Je lis toujours avec un vif intérêt l’Observateur, où je devine tantôt votre plume, tantôt celle de M. l’abbé Daunoi, toujours celle d’un ami. Vous y donnez un excellent résumé des nouvelles religieuses l’esprit du journal est doux et d’un bien bon exemple. Si l’on pense que vous vivez au milieu des protestants, à la porte de ces misérables de Lausanne.et de Fribourg, et que vous seriez si excusables de combattre par l’injure et la colère ; mais non, votre polémique reste dans les bornes de la dignité chrétienne.
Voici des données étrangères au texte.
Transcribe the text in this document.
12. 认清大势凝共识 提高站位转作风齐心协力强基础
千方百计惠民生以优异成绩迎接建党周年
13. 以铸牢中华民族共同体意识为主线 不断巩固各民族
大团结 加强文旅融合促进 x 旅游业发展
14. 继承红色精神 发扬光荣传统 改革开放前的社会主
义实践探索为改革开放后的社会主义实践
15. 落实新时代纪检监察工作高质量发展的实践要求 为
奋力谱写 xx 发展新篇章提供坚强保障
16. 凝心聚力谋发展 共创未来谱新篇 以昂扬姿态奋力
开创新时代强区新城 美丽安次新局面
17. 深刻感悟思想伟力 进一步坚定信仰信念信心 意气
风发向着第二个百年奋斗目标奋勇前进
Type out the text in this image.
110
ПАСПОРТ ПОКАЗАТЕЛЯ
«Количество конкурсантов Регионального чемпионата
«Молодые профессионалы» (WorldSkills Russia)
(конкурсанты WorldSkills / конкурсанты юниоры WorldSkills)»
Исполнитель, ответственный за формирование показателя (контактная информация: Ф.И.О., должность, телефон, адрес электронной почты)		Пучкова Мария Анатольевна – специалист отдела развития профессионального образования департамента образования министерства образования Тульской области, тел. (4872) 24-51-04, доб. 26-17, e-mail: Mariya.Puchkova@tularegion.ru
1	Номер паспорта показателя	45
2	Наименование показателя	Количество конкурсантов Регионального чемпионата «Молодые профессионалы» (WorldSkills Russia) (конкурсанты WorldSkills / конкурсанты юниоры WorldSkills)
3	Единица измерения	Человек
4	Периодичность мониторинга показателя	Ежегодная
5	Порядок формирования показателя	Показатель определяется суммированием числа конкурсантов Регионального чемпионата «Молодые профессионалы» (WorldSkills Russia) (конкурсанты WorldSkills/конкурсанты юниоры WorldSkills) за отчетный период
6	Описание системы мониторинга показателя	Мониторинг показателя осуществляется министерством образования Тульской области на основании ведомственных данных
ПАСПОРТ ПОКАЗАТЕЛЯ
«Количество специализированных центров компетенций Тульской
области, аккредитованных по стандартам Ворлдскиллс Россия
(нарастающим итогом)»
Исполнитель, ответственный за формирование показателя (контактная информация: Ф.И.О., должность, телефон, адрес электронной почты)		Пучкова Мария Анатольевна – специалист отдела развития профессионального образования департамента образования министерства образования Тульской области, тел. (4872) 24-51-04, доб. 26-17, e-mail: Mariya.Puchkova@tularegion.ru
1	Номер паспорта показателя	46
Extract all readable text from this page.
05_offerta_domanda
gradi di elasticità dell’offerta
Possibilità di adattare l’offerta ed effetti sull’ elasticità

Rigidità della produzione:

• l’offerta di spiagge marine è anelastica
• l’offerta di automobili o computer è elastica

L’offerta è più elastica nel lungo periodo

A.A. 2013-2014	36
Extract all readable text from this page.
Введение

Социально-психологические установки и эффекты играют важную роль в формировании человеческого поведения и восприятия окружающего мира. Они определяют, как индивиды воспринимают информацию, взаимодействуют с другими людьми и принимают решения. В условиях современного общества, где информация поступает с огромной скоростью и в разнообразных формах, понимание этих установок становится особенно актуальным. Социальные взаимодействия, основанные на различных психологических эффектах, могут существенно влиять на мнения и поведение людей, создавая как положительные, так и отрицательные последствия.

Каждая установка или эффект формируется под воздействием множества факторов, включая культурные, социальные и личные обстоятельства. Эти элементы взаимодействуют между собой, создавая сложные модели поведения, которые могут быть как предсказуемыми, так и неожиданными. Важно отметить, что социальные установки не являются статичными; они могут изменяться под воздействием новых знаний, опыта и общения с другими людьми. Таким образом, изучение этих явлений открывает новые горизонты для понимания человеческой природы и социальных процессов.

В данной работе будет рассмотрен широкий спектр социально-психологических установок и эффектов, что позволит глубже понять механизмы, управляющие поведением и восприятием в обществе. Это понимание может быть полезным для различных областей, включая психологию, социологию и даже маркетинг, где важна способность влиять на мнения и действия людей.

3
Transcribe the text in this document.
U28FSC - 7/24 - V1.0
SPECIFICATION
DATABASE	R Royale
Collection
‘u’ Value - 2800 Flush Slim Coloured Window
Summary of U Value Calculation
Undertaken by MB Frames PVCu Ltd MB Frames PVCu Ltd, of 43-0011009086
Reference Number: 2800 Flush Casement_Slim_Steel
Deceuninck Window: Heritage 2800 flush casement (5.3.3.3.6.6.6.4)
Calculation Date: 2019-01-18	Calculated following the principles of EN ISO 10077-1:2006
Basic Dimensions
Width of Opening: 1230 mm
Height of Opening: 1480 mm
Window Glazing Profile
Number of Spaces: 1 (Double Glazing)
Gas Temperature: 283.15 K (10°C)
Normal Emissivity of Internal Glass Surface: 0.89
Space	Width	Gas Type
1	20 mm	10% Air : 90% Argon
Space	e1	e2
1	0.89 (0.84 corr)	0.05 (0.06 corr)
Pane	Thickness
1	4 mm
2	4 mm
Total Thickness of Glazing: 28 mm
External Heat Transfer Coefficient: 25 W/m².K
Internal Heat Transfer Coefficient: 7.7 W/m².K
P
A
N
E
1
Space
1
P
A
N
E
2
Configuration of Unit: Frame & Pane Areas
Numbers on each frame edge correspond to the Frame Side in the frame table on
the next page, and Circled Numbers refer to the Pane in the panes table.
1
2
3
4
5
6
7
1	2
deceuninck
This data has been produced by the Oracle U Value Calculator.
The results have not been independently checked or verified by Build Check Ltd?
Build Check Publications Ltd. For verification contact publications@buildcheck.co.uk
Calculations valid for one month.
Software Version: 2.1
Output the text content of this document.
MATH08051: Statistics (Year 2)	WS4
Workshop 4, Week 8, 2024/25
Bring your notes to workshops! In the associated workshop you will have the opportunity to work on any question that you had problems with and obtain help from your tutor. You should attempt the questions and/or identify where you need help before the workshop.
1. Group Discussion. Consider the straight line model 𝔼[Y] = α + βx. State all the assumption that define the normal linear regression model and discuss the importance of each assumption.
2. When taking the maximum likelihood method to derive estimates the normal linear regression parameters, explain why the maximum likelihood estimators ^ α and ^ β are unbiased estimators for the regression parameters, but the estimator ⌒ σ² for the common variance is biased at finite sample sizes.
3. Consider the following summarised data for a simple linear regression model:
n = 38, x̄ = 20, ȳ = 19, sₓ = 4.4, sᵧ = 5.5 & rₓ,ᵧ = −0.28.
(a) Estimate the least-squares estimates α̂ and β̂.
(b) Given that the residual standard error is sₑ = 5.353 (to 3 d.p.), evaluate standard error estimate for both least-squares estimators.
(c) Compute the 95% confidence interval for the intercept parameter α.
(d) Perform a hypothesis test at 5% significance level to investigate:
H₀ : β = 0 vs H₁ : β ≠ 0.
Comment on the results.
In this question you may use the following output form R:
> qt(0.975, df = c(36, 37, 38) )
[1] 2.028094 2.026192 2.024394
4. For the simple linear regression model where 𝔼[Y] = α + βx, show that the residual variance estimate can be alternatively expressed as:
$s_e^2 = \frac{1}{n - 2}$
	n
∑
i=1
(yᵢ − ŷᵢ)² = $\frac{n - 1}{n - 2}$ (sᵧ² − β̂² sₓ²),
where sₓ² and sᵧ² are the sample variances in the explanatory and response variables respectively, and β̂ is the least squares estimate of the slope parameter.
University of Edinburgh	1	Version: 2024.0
Sans doute la conférence de Saint-Vincent de Paul continue d’occuper votre zèle ; ici, nous avons deux grandes besognes : une organisation plus vigoureuse en France de la Société, et son établissement en Allemagne. Les progrès ne sont que trop rapides et notre peine est de les régler. A Paris, les cinq conférences du quartier latin viennent de se réunir pour soutenir en commun plusieurs bonnes œuvres ; et elles ont eu l’heureuse idée d’occuper la maison qui-fut le berceau de notre association, placé de.l'Estrapade, no 11. On y a fait un cercle catholique des écoles, un patronage. Il serait souhaitable que les conférences des autres quartiers se réunissent de même ; à mesure qu’on multiplie le nombre, il faudrait aussi multiplier les liens. Adieu —donc, écrivez-moi souvent, aimons-nous toujours, et considérez-moi comme le plus reconnaissant et le plus dévoué de vos amis.